He didn't like the idea. He wanted to be young. He thought after what had happened, and since Overman apparently knew the score, he had earned his right to keep the strong young body as his own. But there seemed no other way out and, besides, he knew now that he loved Jane deeply and could not show her the kind of love he wanted to, young enough to be her son. He would change back with regrets, but change he would. The dream of youth had ended for him....

The pretty auburn-haired girl was laughing. "But I thought you knew," she said with finality. "We can't possibly reverse the procedure. Once made, the change is irrevocable because the electromagnetic impulses which make up a human mind are delicate and could never stand the shock twice. It looks like you're trapped, Mr. Horner. Or, should I say, Mr. Overman?"

Momentarily, he was stunned. He looked at Jane. Jane's face was crumpling. She was going to cry. A dumpy, middle-aged woman on the brink of tears.


He whirled—too late! Overman was in the soft and dumpy Horner body, but Overman's reflexes had apparently crossed over with him. He lunged for the Luger just as Horner brought himself out of the momentary funk which possessed him. The Luger was wrenched from Horner's hand. It seemed to leap into Overman's with a life of its own, then Overman swung it up and down and Horner felt the searing pain of it against his temple. He staggered and would have fallen, but Jane came to him, supported his weight until, slowly, strength flowed back.

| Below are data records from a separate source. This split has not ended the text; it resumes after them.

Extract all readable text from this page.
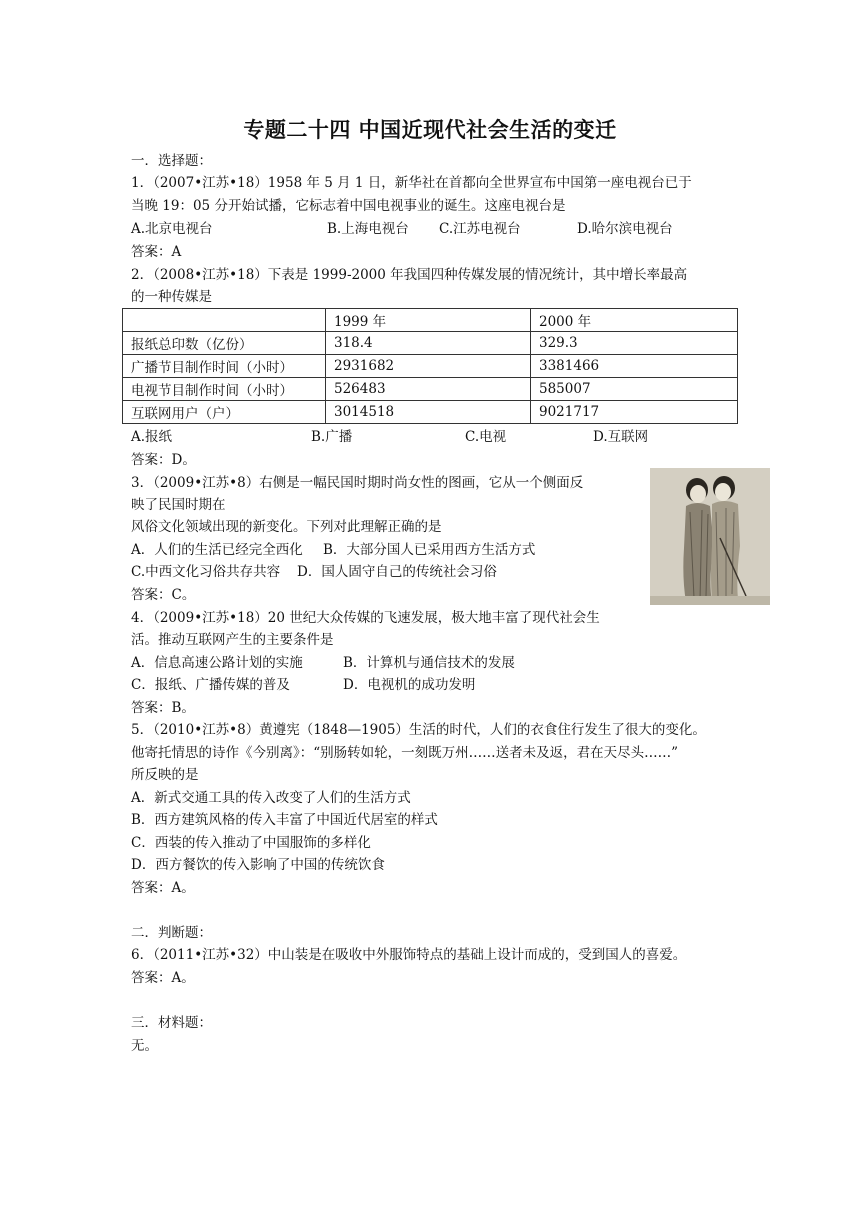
专题二十四 中国近现代社会生活的变迁
一．选择题：
1．（2007•江苏•18）1958 年 5 月 1 日，新华社在首都向全世界宣布中国第一座电视台已于
当晚 19：05 分开始试播，它标志着中国电视事业的诞生。这座电视台是
A.北京电视台	B.上海电视台 C.江苏电视台	D.哈尔滨电视台
答案：A
2．（2008•江苏•18）下表是 1999-2000 年我国四种传媒发展的情况统计，其中增长率最高
的一种传媒是
	1999 年	2000 年
报纸总印数（亿份）	318.4	329.3
广播节目制作时间（小时）	2931682	3381466
电视节目制作时间（小时）	526483	585007
互联网用户（户）	3014518	9021717
A.报纸	B.广播	C.电视	D.互联网
答案：D。
3．（2009•江苏•8）右侧是一幅民国时期时尚女性的图画，它从一个侧面反
映了民国时期在
风俗文化领域出现的新变化。下列对此理解正确的是
A．人们的生活已经完全西化 B．大部分国人已采用西方生活方式
C.中西文化习俗共存共容 D．国人固守自己的传统社会习俗
答案：C。
4．（2009•江苏•18）20 世纪大众传媒的飞速发展，极大地丰富了现代社会生
活。推动互联网产生的主要条件是
A．信息高速公路计划的实施	B．计算机与通信技术的发展
C．报纸、广播传媒的普及	D．电视机的成功发明
答案：B。
5．（2010•江苏•8）黄遵宪（1848—1905）生活的时代，人们的衣食住行发生了很大的变化。
他寄托情思的诗作《今别离》：“别肠转如轮，一刻既万州……送者未及返，君在天尽头……”
所反映的是
A．新式交通工具的传入改变了人们的生活方式
B．西方建筑风格的传入丰富了中国近代居室的样式
C．西装的传入推动了中国服饰的多样化
D．西方餐饮的传入影响了中国的传统饮食
答案：A。
二．判断题：
6．（2011•江苏•32）中山装是在吸收中外服饰特点的基础上设计而成的，受到国人的喜爱。
答案：A。
三．材料题：
无。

"Go inside and call the cops," Overman snapped at the girl. "This guy can't prove nothin'. Let the dame rant if she wants, they'll think she's nuts and I'll wind up with a separation. Snap to it, baby!"

"Don't worry," auburn-hair said, "I will." And she disappeared inside.

"Hugh, oh, Hugh," Jane said. "What will we do?"

"You'll just wait for the cops," Overman told them. He held the Luger on them steadily, watching them very closely.

Horner said, "I'm sorry, Overman. It isn't loaded."

Overman grinned at him, a wolfish grin. "Sure," he said, "that's why you held it on me all the way out here."

"But I knew, and you didn't. That makes a difference, doesn't it? Don't you see, it wouldn't be loaded. It's only a war souvenir. You're not supposed to keep war souvenirs loaded. Well, are you?"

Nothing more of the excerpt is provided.